Here’s what it looks like side by side:
Tournament engine (first 5 holdings):
Open-source tool (first 5 rows):
121 “Unclassified” rows = $5.7B in phantom holdings
Totals:
Open-source tool: 1,426 rows, $32.8B fair value
Tournament engine: 1,383 rows, $28.7B fair value
Gap: 43 rows, $4.1B
the real problem isn’t extraction
This is a pattern I keep seeing. The conversation about AI in finance fixates on whether a model can extract the data. Can it read the PDF? Can it parse the table? Can it handle the footnotes?
Those are solved problems. Multiple tools can extract BDC holdings from SEC filings. Half a dozen vendors will sell you the output. ChatGPT can take a swing at it.
But extraction without verification is a liability. If you can’t prove the output is correct, if there’s no benchmark, no provenance, no receipt, you’re just trusting the pipeline. And the pipeline has bugs. $4.1 billion worth of bugs.
what verification actually looks like
The tournament engine’s approach is what changed my thinking on this. Multiple extraction strategies run against the same document in competition. Strategies compete. The one that scores highest against ground truth becomes the champion.
The reason this matters: no single extraction strategy is universally best. A strategy that handles BDC Schedule of Investments perfectly might choke on CLO waterfall tables. One that parses clean HTML filings flawlessly might hallucinate structure on scanned PDFs. The tournament doesn’t pick a winner once and declare victory. It applies competitive pressure per document type, per filing, per issuer. The best strategy for Ares Capital’s 10-Q might not be the best strategy for Prospect Capital’s. That’s fine. The tournament finds the right one each time and proves it with a score.
The output ships with an evidence pack:
The extracted data
Source document fingerprints
Airlock boundary proof (proving the raw document never entered the model directly)
Benchmark results (7,432 assertions for Ares Capital, zero failures)
The champion strategy’s identity and tournament generation
Every number traces back to a source page. Every claim is independently verifiable. You don’t trust the producer. You verify the evidence.

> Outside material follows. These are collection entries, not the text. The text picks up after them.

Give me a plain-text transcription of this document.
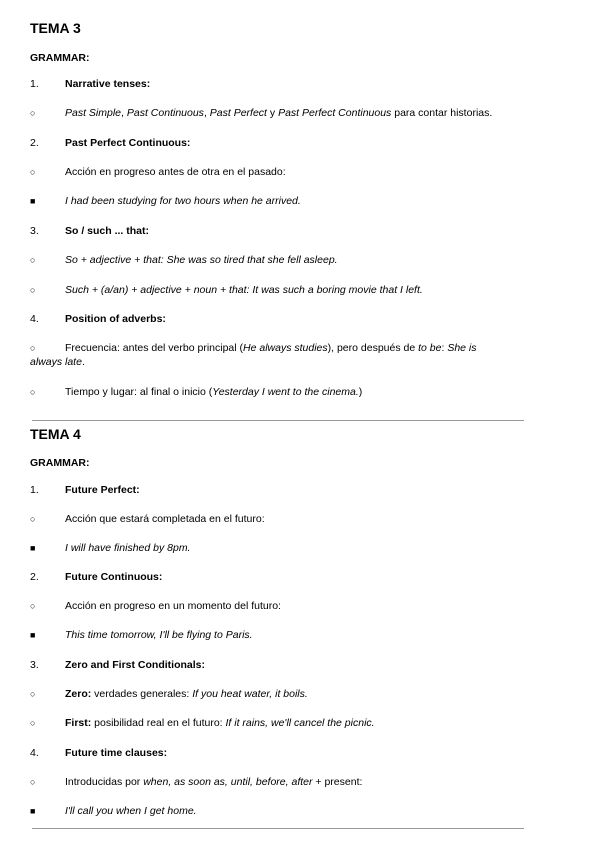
TEMA 3
GRAMMAR:
1. Narrative tenses:
○	Past Simple, Past Continuous, Past Perfect y Past Perfect Continuous para contar historias.
2. Past Perfect Continuous:
○	Acción en progreso antes de otra en el pasado:
■	I had been studying for two hours when he arrived.
3. So / such ... that:
○	So + adjective + that: She was so tired that she fell asleep.
○	Such + (a/an) + adjective + noun + that: It was such a boring movie that I left.
4. Position of adverbs:
○	Frecuencia: antes del verbo principal (He always studies), pero después de to be: She is
always late.
○	Tiempo y lugar: al final o inicio (Yesterday I went to the cinema.)
TEMA 4
GRAMMAR:
1. Future Perfect:
○	Acción que estará completada en el futuro:
■	I will have finished by 8pm.
2. Future Continuous:
○	Acción en progreso en un momento del futuro:
■	This time tomorrow, I'll be flying to Paris.
3. Zero and First Conditionals:
○	Zero: verdades generales: If you heat water, it boils.
○	First: posibilidad real en el futuro: If it rains, we'll cancel the picnic.
4. Future time clauses:
○	Introducidas por when, as soon as, until, before, after + present:
■	I'll call you when I get home.
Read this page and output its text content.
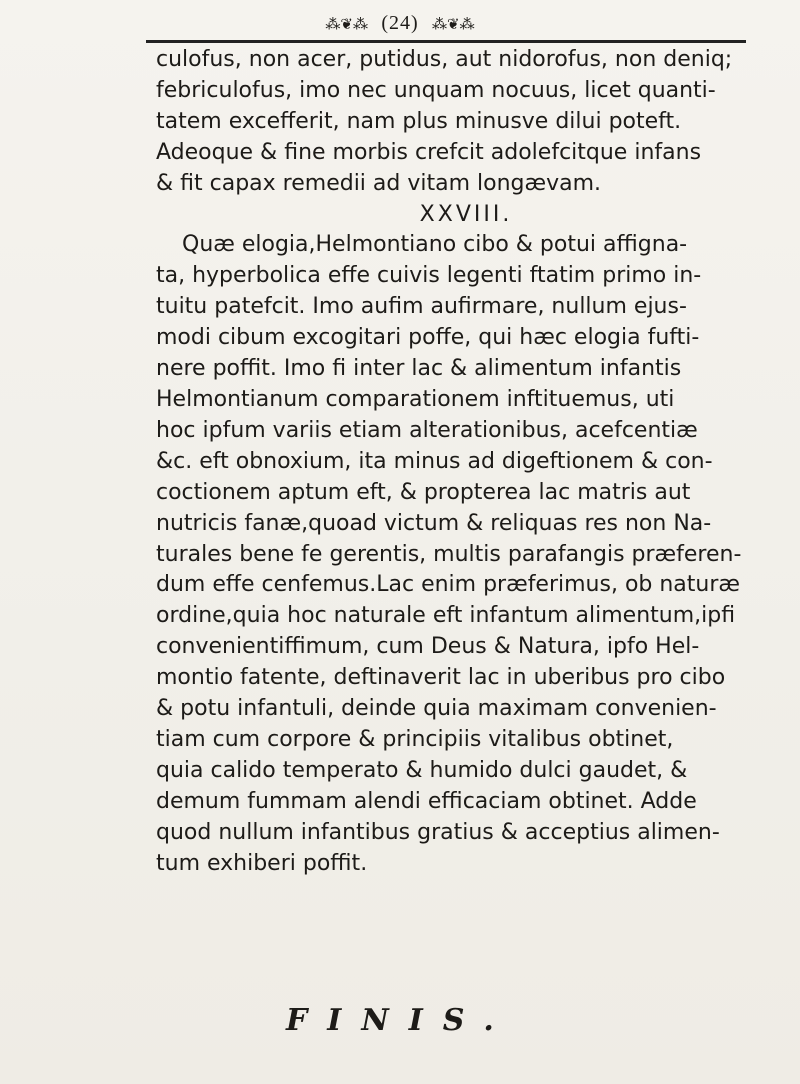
⁂❦⁂ (24) ⁂❦⁂
culofus, non acer, putidus, aut nidorofus, non deniq;
febriculofus, imo nec unquam nocuus, licet quanti-
tatem excefferit, nam plus minusve dilui poteft.
Adeoque & fine morbis crefcit adolefcitque infans
& fit capax remedii ad vitam longævam.
XXVIII.
Quæ elogia,Helmontiano cibo & potui affigna-
ta, hyperbolica effe cuivis legenti ftatim primo in-
tuitu patefcit. Imo aufim aufirmare, nullum ejus-
modi cibum excogitari poffe, qui hæc elogia fufti-
nere poffit. Imo fi inter lac & alimentum infantis
Helmontianum comparationem inftituemus, uti
hoc ipfum variis etiam alterationibus, acefcentiæ
&c. eft obnoxium, ita minus ad digeftionem & con-
coctionem aptum eft, & propterea lac matris aut
nutricis fanæ,quoad victum & reliquas res non Na-
turales bene fe gerentis, multis parafangis præferen-
dum effe cenfemus.Lac enim præferimus, ob naturæ
ordine,quia hoc naturale eft infantum alimentum,ipfi
convenientiffimum, cum Deus & Natura, ipfo Hel-
montio fatente, deftinaverit lac in uberibus pro cibo
& potu infantuli, deinde quia maximam convenien-
tiam cum corpore & principiis vitalibus obtinet,
quia calido temperato & humido dulci gaudet, &
demum fummam alendi efficaciam obtinet. Adde
quod nullum infantibus gratius & acceptius alimen-
tum exhiberi poffit.
FINIS.
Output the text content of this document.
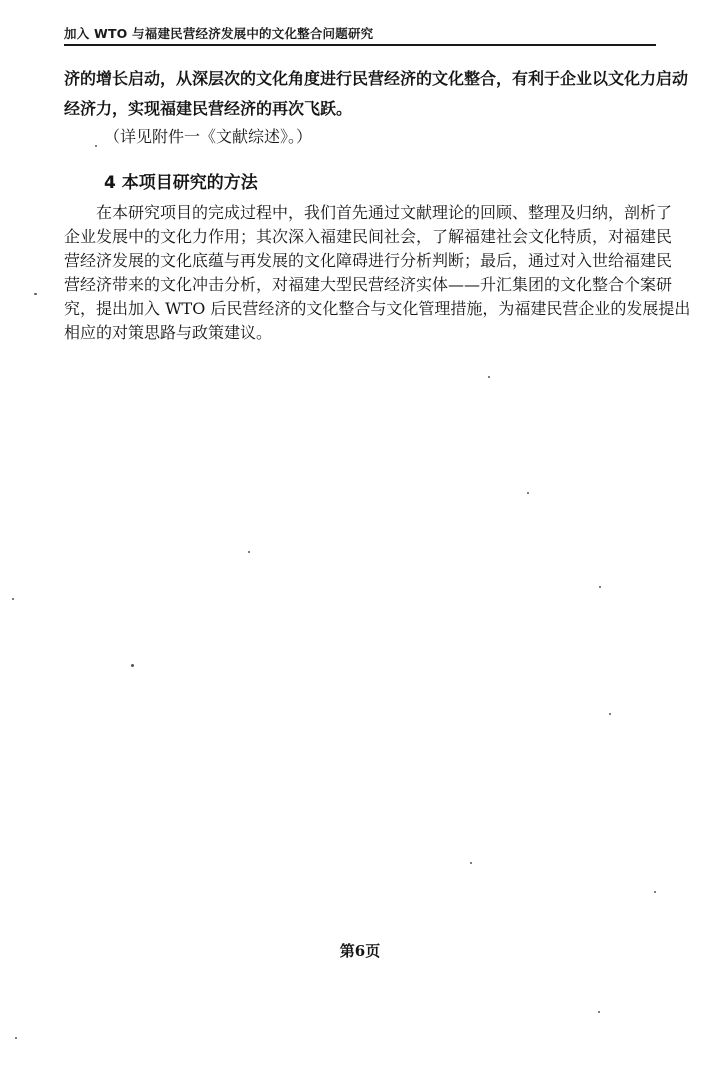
加入 WTO 与福建民营经济发展中的文化整合问题研究
济的增长启动，从深层次的文化角度进行民营经济的文化整合，有利于企业以文化力启动
经济力，实现福建民营经济的再次飞跃。
（详见附件一《文献综述》。）
4 本项目研究的方法
在本研究项目的完成过程中，我们首先通过文献理论的回顾、整理及归纳，剖析了
企业发展中的文化力作用；其次深入福建民间社会，了解福建社会文化特质，对福建民
营经济发展的文化底蕴与再发展的文化障碍进行分析判断；最后，通过对入世给福建民
营经济带来的文化冲击分析，对福建大型民营经济实体——升汇集团的文化整合个案研
究，提出加入 WTO 后民营经济的文化整合与文化管理措施，为福建民营企业的发展提出
相应的对策思路与政策建议。
第6页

And those 7,432 assertions aren’t a one-time QA pass. They’re permanent benchmark infrastructure: deterministic, re-runnable, executed against every extraction, every time. When someone says “we tested it,” ask whether the test runs once or forever. That’s the line that separates verified data from an expensive spot-check.

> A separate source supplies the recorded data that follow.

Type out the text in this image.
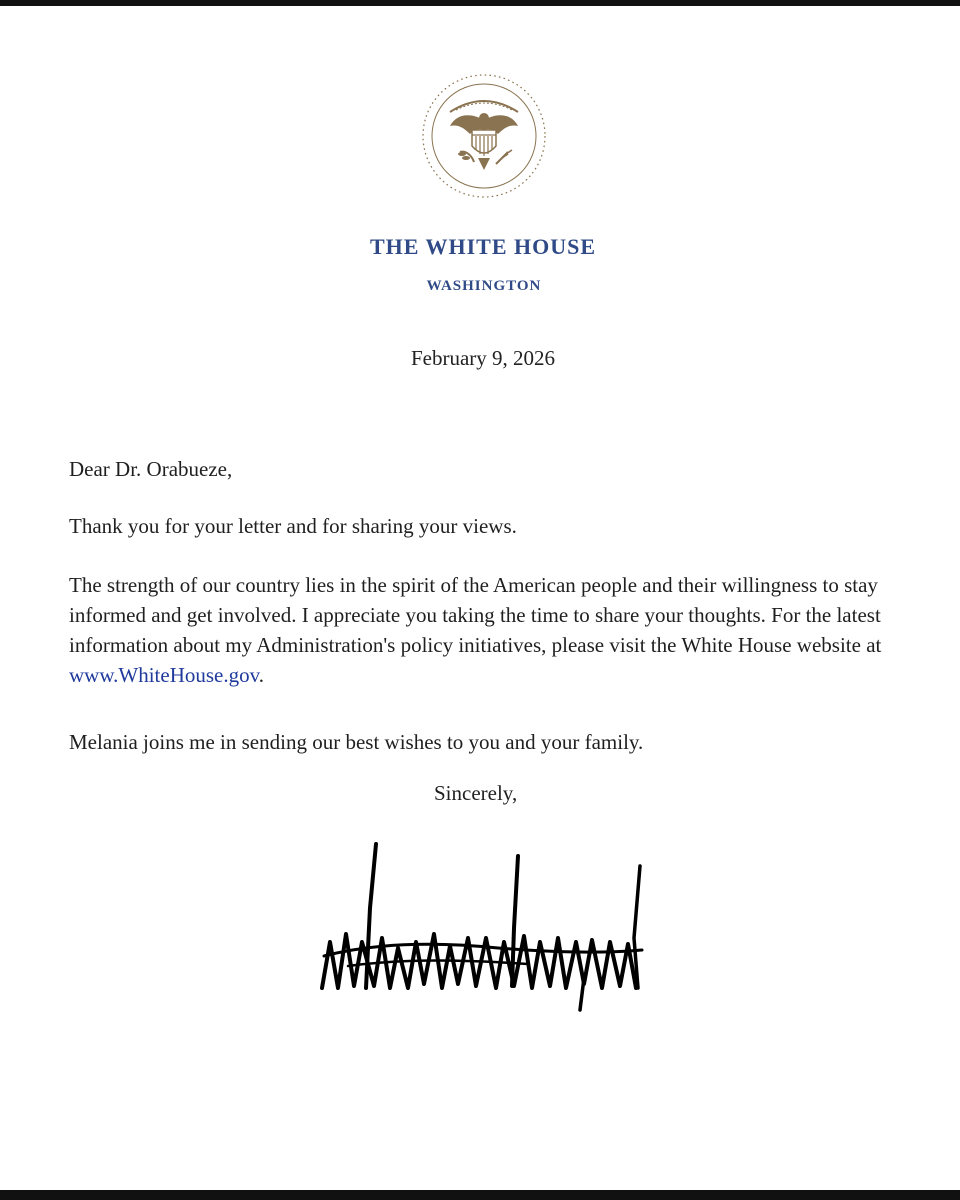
THE WHITE HOUSE
WASHINGTON
February 9, 2026
Dear Dr. Orabueze,
Thank you for your letter and for sharing your views.
The strength of our country lies in the spirit of the American people and their willingness to stay informed and get involved. I appreciate you taking the time to share your thoughts. For the latest information about my Administration's policy initiatives, please visit the White House website at www.WhiteHouse.gov.
Melania joins me in sending our best wishes to you and your family.
Sincerely,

the question that should follow every extraction
Once you have verified data with provenance, a natural question emerges: can other systems call this? Not as a static export sitting in someone’s S3 bucket, but as a live endpoint that returns structured, sourced answers on demand?
This is already happening. The tournament engine behind this analysis is live as a callable agent on Kovrex. You can query it for verified BDC holdings and get structured data back with a provenance receipt attached. The first holding (ACP Avenu Midco LLC, 9.29%, SOFR (Q), 5.00% spread) is on page 5 of the actual 10-Q filing. Go look. That’s what provenance means in practice.

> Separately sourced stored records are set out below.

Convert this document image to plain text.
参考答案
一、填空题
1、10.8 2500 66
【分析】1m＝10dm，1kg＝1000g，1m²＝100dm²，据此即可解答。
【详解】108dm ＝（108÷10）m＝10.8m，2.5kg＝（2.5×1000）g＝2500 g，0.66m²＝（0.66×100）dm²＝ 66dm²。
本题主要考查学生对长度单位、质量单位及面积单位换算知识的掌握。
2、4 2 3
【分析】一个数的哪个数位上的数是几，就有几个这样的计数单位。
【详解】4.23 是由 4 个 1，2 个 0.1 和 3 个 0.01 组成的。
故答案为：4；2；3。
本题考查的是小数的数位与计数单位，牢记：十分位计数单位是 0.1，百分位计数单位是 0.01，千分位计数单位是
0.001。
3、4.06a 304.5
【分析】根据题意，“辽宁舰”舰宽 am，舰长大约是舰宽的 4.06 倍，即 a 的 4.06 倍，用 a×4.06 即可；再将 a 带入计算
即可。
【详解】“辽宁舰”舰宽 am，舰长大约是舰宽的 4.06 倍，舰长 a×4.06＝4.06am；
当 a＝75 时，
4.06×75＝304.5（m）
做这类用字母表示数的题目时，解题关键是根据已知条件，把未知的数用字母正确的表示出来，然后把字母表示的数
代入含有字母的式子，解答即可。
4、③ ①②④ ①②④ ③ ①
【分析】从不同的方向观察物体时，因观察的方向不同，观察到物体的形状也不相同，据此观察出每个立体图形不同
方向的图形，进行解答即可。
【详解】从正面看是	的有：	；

curl -X POST https://gateway.kovrex.ai/v1/call/foundry-consult \
-H "Authorization: Bearer YOUR_KOVREX_API_KEY" \
-H "Content-Type: application/json" \
-d '{
"operator": "cmd-rvl",
"intent": "discover",
"query": {
"document_family": "bdc_holdings",
"issuer": "ARCC"
}
}'Live issuers: ARCC, BXSL, PNNT. Agent prospectus: https://kovrex.ai/agents/foundry-consult
the lesson
When someone tells you they have AI that reads financial documents, ask them one question:
How do you know it’s right?
If the answer is “we tested it,” ask for the evidence pack. If there isn’t one, you don’t have verified data. You have an expensive guess.
The gap in capital markets AI isn’t extraction. It’s proof.
This week, BDC valuations hit 52-week lows. Private credit is under stress for the first time in years. When the market’s calm, a $4.1 billion data error is an embarrassment. When it’s stressed, it’s a risk management failure. The tools you use to value portfolios matter most when the portfolios are moving.